Они были бедны. Родители оба работали: Иоганнес-старший — на мельнице, фрау Эда — поварихой у адвоката герра Мюнстера, который, кстати, не был женат. Однако его холостяцкое положение никоим образом не угрожало репутации фрау Эды. Она не потерпела бы ни малейших намеков на заигрывание. Фрау Эда лелеяла честолюбивые планы насчет детей, и никакие скандалы не должны были омрачить их будущее. Ее дети выбьются в люди!

Главным достоянием детей было ее собственное приданое — дом, в котором они жили, подарок покойного отца фрау Эды. Если бы не дом, стоявший в центре района, где обитали представители среднего класса; им пришлось бы поселиться в предместье, среди бедноты, ютившейся в лачугах и многоквартирных халупах между мельницами и фабриками. Именно туда Иоганнес-старший отправлялся каждое утро — и оттуда возвращался поздно вечером.

Самым ранним воспоминанием Кесслера-младшего был образ отца: как он сидел, вымотанный до предела, и глядел пустыми глазами поверх тарелки с супом, ничего не говоря, лишь поднося ложку ко рту и опуская вниз, пока она не начинала скрести по дну. Тогда Эльвира вынимала ложку у него из руки и совала вместо нее вилку. Далее следовали сосиски, капуста и картошка, которые отец съедал так же машинально, прихлебывая светлое пиво и отламывая кусочки хлеба.

Keсслер-младший тем временем сидел на высоком детском стульчике, колупаясь в пюре из тех же продуктов, что подавали каждый вечер отцу: либо сосиски, капуста и картошка, либо картошка, сосиски и капуста. Это было их единственное меню, хотя Эльвира, надо отдать ей должное, старалась разнообразить способ готовки — то варила эти нехитрые продукты, то жарила их, то тушила.

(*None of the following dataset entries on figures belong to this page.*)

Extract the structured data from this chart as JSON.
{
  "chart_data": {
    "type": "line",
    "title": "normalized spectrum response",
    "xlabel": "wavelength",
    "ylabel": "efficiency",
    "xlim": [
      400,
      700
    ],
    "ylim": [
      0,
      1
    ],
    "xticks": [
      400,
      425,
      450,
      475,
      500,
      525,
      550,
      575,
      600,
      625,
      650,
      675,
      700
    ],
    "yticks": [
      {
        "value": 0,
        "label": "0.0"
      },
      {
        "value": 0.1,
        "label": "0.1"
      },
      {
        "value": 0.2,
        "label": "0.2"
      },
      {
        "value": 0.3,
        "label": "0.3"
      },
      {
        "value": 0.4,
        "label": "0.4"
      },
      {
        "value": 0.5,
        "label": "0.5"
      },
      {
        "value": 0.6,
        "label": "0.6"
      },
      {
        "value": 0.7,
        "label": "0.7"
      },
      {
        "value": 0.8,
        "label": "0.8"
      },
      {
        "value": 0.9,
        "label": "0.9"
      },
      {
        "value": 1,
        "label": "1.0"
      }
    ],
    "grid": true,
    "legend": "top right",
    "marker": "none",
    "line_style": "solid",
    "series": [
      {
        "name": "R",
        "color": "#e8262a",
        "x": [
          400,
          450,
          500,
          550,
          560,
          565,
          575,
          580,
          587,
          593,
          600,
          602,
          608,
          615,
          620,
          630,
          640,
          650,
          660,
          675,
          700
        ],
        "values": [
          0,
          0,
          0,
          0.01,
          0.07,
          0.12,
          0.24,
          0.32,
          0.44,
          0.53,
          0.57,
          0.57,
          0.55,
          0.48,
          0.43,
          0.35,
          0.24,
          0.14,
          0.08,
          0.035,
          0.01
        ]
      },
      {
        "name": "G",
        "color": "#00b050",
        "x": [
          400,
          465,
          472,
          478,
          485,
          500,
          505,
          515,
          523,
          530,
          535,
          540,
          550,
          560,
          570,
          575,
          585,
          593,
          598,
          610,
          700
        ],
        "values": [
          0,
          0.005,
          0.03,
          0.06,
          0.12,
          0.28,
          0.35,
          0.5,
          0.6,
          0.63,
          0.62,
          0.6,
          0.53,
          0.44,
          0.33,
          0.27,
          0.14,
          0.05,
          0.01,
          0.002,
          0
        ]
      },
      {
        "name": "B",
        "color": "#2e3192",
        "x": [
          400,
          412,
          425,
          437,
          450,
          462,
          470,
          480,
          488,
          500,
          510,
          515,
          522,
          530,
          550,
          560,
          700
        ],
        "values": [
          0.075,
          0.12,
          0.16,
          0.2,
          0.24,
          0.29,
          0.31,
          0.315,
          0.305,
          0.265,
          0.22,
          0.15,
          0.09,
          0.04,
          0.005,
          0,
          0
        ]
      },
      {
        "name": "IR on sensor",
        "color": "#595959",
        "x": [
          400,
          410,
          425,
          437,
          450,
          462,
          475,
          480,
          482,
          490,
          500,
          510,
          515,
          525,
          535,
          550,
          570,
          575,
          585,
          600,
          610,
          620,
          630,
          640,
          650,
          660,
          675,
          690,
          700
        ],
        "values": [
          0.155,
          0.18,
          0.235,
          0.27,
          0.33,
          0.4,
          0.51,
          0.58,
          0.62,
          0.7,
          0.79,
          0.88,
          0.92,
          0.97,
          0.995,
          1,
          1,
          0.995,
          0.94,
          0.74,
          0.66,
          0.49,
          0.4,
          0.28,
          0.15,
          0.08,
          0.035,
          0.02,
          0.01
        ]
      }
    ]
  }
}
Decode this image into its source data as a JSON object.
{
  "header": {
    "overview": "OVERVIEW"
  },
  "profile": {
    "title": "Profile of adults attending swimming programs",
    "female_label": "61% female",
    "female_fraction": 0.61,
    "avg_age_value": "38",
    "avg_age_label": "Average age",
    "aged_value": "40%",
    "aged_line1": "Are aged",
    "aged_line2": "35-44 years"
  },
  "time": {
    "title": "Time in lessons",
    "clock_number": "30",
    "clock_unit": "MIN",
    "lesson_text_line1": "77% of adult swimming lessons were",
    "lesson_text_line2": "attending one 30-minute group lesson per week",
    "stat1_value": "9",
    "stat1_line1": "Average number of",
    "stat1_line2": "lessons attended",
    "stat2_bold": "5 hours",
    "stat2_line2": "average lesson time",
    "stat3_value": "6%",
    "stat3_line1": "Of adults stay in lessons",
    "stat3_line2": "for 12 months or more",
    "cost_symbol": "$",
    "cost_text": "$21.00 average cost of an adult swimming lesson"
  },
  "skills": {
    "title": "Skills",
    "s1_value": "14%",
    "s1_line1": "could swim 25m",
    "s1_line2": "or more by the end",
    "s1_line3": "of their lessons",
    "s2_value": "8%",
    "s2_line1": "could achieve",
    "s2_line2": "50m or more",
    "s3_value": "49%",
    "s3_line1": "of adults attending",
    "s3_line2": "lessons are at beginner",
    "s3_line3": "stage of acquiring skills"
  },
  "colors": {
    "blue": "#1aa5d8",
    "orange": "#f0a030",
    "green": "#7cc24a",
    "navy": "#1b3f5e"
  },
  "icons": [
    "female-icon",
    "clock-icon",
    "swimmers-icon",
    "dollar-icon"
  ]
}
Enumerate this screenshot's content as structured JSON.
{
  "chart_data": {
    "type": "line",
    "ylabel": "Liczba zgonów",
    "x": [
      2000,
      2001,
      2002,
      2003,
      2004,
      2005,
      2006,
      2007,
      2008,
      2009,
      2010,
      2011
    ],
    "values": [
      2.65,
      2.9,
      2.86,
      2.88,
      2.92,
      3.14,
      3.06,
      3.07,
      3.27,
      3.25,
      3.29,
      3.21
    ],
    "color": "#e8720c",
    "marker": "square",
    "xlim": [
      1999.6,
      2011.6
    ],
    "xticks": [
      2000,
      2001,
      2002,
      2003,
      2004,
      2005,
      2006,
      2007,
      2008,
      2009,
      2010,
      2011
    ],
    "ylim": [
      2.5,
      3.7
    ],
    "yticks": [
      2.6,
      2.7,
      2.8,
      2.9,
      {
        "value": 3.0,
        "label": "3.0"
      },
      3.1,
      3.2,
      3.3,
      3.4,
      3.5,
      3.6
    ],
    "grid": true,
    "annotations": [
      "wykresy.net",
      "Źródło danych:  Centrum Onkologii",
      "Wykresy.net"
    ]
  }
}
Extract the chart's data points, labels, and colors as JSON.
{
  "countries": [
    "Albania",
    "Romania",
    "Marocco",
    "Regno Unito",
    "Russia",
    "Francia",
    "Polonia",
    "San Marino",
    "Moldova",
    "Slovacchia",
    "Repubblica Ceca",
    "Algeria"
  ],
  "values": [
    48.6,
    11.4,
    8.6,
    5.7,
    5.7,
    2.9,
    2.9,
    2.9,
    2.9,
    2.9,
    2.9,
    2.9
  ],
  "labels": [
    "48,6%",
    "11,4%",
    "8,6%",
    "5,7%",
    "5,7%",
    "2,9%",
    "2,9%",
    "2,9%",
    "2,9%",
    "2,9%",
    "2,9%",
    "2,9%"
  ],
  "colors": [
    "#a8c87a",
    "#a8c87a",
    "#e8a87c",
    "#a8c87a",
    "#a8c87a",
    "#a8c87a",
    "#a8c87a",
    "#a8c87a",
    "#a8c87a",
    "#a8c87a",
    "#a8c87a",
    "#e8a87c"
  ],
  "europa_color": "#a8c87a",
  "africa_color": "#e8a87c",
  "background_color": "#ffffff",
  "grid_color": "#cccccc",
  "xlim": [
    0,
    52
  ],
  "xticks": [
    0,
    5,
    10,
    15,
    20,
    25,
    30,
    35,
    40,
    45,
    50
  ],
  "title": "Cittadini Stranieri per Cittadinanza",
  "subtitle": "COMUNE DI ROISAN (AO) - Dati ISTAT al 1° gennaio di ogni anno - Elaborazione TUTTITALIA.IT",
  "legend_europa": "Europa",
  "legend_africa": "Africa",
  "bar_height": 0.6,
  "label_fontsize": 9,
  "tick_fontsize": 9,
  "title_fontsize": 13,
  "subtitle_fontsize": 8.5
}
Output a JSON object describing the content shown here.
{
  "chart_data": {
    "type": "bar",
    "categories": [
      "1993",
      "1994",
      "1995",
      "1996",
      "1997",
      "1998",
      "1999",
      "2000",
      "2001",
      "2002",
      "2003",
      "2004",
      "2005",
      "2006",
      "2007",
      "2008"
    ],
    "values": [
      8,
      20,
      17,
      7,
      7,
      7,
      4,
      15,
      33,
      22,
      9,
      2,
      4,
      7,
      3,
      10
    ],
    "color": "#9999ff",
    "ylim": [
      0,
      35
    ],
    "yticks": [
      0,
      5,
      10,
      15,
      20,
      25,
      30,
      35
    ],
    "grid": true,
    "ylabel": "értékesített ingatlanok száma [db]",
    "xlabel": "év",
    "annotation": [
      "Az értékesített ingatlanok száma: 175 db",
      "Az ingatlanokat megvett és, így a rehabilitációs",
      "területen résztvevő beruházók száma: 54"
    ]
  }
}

Иоганнес видел отца по-своему: два черных глаза, две черные ноздри и зияющий рот на мучнистом лице под шевелюрой, темной там, где ее прикрывала кепка, и выгоревшей в остальных местах. Сутулые плечи, локти на столе, скупые, почти механические движения. 3аводная кукла-папа в человеческий рост, сидящая посреди своего выводка, чей завод кончался прямо на глазах у детей. И когда он кончался, кукла каждый вечер просто сидела, пока вокруг нее убирали тарелки, ножи, вилки и ложки, а потом вставала и шла в постель. Никто не разговаривал. Никогда. Это был дом бесконечной усталости и тишины.

Фрау Эда приходила домой после того, как Иоганнеса укладывали спать. Мать он видел только по утрам — с того же наблюдательного пункта, то есть со своего стульчика, — когда она допивала последнюю чашечку кофе, опускала засученные рукава, надевала пальто и исчезала из поля зрения в чужом доме, где проводила дни на чужой кухне.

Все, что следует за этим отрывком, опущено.